What’s Your Top 10?
I sat in my basement, flipping through a “Star Wars” poster book and listening to Nirvana’s “Nevermind” at its highest volume without blowing out the speakers. I had just finished watching Christopher Nolan’s “Inception” while perusing a Mustang book and trying to figure out which 1969 Boss Model my grandfather had before the repaint.
I’ve spent a lot of my last two years in my basement. I have my books, albums, blu-rays and video games down there. I keep a blue notebook and a pen so I can write my thoughts and insert new opinions into my lists.
I’ve always loved ranking things. It started with the International Movie Database Top 250. I wanted to participate in conversations with my older brother, a movie connoisseur.
So, I sought to watch as many of the 250 movies as I could. I saw it not as a task, but as simply getting cultured.
My friend showed me his record player, and due to the sound quality, I decided to get one as well. After this, I started listening to entire albums, rather than singular songs. With Spotify and other digital mediums, one can pick and choose songs from an album to listen to. However, having a record player forces you to listen to the entire album.
Rolling Stone publishes extensive album and artist rankings. I found them useful in showing off to people how many bands I knew that they didn’t. My lists have become a source of pride.
I religiously watch a YouTube channel called “TheNeedleDrop” that ranks new albums on a 1-10 scale.
I like to have a command of albums and be able to refer to them by number.
I shoot texts back and forth with friends about rankings. We rank Zeppelin albums, Tarantino movies, sports teams and books.
I was adjusting my Beatles album rankings after listening to “Sgt. Pepper” on a $25,000 system when I realized something: There isn’t a good reason why we put certain things in order from best to worst, but we do it anyway.
It’s satisfying to be in control and narrow down a full category of things into numbers; maybe that’s why I like to do it. Regardless, it has become a habit over the years.
As a society, we feel the need to put a number beside everything — I am especially guilty. We rank presidents. We rank players and sports franchises. It’s almost inconsiderate to boil down all kinds of effort and struggle into a slot on a list. However, we still do it.
I try not to look at my national squash ranking at all; I check maybe three times a year, as it’s either met with disappointment or satisfaction.
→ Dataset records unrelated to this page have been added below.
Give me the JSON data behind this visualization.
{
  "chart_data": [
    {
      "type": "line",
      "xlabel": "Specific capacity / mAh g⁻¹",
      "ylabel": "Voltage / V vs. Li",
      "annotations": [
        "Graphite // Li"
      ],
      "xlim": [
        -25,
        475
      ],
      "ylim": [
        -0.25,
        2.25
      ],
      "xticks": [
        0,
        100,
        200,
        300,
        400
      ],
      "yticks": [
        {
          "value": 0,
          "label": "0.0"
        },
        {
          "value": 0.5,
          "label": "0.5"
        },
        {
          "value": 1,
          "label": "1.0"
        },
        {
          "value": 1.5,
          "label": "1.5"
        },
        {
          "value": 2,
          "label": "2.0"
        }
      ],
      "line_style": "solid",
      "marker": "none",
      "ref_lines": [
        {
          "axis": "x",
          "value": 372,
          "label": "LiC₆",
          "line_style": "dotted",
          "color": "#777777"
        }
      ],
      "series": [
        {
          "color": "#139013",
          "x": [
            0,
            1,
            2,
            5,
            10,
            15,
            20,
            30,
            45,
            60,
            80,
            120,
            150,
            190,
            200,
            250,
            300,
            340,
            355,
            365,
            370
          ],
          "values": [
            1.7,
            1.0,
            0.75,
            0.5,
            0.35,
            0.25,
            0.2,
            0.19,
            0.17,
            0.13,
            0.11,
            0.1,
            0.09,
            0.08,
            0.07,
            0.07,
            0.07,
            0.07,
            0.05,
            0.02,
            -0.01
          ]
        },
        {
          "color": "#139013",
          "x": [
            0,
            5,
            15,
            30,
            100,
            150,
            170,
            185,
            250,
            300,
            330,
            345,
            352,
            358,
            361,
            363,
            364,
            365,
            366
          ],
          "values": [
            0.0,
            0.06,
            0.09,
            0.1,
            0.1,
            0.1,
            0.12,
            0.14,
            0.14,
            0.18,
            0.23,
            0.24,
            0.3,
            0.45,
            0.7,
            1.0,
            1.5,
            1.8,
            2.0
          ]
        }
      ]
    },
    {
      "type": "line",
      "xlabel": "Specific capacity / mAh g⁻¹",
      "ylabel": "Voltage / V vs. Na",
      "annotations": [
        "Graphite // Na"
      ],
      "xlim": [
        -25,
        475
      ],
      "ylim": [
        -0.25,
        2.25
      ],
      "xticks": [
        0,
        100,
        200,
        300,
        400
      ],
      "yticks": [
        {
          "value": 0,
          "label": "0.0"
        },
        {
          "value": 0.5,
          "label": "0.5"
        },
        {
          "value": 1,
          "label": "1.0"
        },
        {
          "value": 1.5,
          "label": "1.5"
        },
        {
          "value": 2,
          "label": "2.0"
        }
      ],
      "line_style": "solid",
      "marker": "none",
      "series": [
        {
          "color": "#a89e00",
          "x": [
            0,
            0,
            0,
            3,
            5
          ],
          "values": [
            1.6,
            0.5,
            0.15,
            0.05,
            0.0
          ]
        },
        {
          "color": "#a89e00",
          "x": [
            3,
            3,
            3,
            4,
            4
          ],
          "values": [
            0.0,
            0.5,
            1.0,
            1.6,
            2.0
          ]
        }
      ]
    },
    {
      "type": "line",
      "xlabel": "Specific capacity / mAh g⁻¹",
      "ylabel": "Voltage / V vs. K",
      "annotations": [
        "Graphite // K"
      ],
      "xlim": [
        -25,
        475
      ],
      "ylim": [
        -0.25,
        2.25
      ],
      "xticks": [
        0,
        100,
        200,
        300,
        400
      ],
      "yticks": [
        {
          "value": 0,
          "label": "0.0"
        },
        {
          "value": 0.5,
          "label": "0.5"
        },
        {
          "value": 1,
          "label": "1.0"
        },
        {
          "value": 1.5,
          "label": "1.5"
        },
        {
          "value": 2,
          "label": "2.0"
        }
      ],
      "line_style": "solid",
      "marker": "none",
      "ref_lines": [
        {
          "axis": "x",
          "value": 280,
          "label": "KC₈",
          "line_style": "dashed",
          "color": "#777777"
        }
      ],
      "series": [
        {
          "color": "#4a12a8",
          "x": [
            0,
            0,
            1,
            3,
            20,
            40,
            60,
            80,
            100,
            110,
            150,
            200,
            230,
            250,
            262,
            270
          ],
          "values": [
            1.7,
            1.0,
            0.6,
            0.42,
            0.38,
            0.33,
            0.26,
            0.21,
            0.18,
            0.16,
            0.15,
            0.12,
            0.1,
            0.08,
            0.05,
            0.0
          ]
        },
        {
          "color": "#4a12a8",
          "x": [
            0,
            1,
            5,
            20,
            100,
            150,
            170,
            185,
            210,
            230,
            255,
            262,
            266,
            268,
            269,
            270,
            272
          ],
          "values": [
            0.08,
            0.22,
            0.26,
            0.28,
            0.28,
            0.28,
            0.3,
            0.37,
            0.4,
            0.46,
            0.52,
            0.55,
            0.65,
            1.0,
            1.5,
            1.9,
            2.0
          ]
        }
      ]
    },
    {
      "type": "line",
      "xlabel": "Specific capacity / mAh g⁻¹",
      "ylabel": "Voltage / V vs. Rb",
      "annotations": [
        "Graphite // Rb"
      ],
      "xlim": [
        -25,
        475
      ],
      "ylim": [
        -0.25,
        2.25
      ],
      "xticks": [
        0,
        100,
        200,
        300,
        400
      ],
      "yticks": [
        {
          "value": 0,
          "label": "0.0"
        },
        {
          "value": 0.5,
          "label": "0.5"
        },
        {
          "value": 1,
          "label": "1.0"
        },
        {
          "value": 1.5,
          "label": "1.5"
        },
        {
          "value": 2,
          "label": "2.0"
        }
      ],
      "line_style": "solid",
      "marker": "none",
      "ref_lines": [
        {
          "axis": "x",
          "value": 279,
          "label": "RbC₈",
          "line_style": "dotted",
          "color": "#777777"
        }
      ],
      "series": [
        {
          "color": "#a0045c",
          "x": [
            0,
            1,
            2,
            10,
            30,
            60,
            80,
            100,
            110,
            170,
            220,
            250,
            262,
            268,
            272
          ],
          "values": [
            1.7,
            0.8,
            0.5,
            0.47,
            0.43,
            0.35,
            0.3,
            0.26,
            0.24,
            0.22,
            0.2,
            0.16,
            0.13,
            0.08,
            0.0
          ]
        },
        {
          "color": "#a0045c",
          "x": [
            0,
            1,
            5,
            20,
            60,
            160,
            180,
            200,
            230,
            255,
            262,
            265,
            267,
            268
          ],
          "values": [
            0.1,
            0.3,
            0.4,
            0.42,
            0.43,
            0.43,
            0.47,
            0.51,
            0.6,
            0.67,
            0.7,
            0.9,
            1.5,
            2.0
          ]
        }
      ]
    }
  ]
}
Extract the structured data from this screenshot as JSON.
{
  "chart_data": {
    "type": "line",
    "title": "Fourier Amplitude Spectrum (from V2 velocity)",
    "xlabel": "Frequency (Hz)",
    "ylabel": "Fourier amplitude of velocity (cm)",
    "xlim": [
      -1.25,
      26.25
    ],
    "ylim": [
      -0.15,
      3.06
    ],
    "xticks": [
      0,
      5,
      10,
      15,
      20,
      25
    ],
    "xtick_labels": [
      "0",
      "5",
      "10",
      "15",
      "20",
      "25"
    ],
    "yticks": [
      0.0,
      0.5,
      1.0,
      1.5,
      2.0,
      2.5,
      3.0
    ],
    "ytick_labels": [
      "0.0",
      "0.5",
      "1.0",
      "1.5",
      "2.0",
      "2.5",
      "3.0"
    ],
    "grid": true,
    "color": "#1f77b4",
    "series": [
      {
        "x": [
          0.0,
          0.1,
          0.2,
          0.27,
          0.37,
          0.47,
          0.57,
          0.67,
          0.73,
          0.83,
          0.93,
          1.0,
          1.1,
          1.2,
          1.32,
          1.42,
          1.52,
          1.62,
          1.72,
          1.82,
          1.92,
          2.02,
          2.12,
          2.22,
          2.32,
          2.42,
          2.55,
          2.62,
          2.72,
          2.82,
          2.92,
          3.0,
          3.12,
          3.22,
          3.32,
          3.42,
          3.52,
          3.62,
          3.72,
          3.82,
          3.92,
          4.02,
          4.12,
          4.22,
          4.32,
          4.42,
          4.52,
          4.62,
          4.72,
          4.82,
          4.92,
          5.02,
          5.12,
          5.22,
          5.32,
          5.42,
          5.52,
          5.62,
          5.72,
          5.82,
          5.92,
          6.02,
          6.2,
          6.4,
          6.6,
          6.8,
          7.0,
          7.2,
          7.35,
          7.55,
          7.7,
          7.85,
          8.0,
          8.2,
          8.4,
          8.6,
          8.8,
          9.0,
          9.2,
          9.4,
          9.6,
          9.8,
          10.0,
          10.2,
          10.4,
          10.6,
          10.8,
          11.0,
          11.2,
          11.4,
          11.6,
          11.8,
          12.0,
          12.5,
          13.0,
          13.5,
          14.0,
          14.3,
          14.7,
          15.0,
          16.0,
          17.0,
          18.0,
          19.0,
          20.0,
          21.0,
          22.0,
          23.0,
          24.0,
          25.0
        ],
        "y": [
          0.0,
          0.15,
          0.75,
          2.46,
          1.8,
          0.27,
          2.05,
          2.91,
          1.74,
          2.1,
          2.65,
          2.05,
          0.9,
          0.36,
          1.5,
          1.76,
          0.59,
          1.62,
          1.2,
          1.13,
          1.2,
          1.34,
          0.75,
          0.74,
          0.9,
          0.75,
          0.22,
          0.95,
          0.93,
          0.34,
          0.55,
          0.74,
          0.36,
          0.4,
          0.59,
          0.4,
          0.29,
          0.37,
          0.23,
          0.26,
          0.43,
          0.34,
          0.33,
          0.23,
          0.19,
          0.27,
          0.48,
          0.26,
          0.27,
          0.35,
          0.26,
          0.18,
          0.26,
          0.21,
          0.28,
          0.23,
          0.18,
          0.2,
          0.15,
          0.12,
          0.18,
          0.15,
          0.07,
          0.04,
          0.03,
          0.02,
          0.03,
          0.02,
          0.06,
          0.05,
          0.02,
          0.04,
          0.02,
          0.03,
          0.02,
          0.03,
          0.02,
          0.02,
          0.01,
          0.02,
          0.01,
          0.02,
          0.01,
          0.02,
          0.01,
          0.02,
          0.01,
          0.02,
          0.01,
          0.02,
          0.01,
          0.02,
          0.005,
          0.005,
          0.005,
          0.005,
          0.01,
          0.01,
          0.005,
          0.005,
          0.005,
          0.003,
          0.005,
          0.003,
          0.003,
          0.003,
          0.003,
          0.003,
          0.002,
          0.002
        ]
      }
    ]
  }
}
It seems that I like ranking when I’m the one doing it, but not vice versa.
When talking with my parents at the dinner table, I often share about my day. One day, we were discussing college, and I thought that there should be some sort of algorithm that could narrow a kid’s classes, extracurriculars, scores and awards to a single number or score. This would make the admissions process much easier. The business side of me thought it was brilliant, but my moral side later realized its injustice.
Putting a person — with feelings and emotions — beside a number doesn’t do their high school performance justice.
Rankings can hurt. The world won’t stop doing it, and neither will I. It’s one of my favorite things to do when I’m doing nothing. However, when I do it from now on, I will think of all of the work that went into the process of whatever I’m ranking when I’m boiling down blood, sweat and tears to a slot on lined paper.
A version of this article appears in print on page 58 of Volume 88, Issue III, published May 18, 2018.